Italian folk magic amulets: Mano Figa
/The mano fico, also called figa, is an Italian amulet of ancient origin. Examples have been found from the Roman era, and it was also used by the Etruscans. Mano means "hand" and fico or figa means "fig," with the idiomatic slang connotation of a woman's genitals. (An English slang equivalent might as well be "pussy hand.") It represents a hand gesture in which the thumb is thrust between the curled index and middle fingers in obvious imitation of hetorsexual intercourse.
Whether made as an apotropaic gesture or worn as an amulet, the mano fico is used for magical protection against the evil eye. In this it resembles other hand gestures and hand images that ward off evil, including the hamsa hand, the eye-in-hand, the mano cornuta (horned hand), and the interlocked thumb gesture. A regionally popular amulet, it is primarily found in Italy and in America among descendents of Italian immigrants. It also shows up on a Peruvian package amulet and in a South American charm vial, both reflecting colonial European influences.
The mano fico shown here is a modern pewter reproduction of a 19th century silver amulet, probably from the area around Naples, where such charms were extremely popular. Older Neapolitan mano fico charms were also carved of blood coral.

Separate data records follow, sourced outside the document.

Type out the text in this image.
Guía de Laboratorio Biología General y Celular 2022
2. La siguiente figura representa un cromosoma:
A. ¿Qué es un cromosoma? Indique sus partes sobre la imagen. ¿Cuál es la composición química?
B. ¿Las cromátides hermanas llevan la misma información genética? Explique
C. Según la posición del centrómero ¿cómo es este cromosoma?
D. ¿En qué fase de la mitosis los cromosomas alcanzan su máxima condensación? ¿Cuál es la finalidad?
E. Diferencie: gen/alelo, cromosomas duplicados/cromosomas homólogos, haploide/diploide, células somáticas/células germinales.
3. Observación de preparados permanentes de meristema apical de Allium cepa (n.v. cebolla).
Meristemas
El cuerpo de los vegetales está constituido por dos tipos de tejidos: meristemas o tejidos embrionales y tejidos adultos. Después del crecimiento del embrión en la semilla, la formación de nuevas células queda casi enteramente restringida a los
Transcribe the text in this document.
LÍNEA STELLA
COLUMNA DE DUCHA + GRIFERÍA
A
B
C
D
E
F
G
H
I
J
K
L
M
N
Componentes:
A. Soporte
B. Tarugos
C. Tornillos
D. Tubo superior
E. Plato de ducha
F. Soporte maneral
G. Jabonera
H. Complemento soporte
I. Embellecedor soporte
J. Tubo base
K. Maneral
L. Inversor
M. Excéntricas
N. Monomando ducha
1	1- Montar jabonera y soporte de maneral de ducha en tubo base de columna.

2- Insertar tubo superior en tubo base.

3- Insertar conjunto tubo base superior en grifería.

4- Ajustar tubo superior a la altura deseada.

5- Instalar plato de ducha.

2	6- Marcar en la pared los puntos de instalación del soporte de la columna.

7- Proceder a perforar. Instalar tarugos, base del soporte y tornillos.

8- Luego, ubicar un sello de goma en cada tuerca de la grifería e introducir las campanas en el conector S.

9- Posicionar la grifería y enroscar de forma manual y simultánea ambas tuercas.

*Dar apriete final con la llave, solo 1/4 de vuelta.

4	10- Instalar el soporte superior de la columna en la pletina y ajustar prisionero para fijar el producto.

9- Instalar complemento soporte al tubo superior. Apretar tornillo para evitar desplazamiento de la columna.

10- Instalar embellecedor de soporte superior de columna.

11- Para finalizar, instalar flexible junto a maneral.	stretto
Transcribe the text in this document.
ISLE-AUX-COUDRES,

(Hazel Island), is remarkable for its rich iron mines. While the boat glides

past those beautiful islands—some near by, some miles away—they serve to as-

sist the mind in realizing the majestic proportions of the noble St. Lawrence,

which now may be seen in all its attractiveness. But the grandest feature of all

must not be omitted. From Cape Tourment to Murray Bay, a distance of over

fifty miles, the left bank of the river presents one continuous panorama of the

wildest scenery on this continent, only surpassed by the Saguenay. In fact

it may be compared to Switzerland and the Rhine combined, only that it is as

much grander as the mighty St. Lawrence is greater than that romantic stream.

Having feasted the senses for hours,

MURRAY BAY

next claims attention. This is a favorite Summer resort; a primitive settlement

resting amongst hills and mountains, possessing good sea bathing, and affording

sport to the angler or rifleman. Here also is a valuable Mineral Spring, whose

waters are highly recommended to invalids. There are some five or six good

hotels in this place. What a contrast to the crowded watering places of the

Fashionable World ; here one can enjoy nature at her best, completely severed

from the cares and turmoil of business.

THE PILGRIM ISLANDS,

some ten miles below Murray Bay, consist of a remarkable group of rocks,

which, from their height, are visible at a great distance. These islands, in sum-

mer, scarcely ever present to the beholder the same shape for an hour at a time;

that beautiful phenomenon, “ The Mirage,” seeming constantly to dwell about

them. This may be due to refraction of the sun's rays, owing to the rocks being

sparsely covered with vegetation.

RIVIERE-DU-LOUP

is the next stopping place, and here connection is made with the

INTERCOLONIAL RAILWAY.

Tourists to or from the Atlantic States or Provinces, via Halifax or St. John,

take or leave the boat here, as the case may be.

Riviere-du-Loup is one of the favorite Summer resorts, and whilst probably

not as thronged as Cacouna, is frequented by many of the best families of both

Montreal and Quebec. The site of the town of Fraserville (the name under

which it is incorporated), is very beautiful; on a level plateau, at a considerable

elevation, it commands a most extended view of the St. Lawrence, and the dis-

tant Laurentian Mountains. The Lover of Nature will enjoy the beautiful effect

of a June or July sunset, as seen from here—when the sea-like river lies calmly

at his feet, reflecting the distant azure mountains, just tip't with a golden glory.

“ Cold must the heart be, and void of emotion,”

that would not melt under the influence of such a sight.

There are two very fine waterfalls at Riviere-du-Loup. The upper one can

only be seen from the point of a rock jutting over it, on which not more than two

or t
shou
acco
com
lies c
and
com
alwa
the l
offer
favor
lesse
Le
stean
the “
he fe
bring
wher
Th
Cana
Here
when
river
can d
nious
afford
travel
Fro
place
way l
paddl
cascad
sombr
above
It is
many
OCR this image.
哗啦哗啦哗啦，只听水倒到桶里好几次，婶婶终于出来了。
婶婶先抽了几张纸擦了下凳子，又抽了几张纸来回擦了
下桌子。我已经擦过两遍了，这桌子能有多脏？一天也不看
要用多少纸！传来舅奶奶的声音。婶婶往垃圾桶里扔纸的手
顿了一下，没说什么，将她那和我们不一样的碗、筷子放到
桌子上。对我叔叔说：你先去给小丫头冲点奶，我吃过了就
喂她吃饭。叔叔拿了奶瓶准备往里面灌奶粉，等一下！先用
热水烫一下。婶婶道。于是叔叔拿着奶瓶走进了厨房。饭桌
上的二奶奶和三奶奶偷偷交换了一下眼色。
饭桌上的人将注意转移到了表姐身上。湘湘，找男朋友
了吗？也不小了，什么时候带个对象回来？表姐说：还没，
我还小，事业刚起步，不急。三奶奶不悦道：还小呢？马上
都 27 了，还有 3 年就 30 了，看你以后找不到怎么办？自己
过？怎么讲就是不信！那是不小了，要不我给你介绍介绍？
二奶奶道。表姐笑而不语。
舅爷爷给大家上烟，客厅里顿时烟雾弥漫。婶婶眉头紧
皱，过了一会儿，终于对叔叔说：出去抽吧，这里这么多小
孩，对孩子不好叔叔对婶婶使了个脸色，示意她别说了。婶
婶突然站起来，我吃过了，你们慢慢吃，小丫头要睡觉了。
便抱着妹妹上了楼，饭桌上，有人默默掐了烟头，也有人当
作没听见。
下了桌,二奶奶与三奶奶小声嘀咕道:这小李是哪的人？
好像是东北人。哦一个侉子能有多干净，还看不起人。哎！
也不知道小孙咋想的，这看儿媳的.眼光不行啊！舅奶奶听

The evil eye is believed to harm nursing mothers and their babies, bearing fruit trees, milking animals, and the sperm of men -- the forces of generation. The Neapolitan custom of making mano fico charms from silver (sacred to the moon goddess Luna) and blood coral (sacred to the sea goddess Venus) hints at the cultural survival of a link between the vulva gesture and ancient Roman goddess worship. In addition, i do not think that it is too far a conceptual leap from the blood coral fico hand of Italy to the red jasper Buckle of Isis amulet of ancient Egypt, in which "the blood of Isis" -- represented by her menstrual pad -- was worn for magical protection, especially by women. It may be that these charms, like the ubiquitous horseshoe, have cultural roots reaching back to the neolithic era, originating in an invocation of the protective and fertile vulva of a female deity who guarded against loss or damage to the generative power.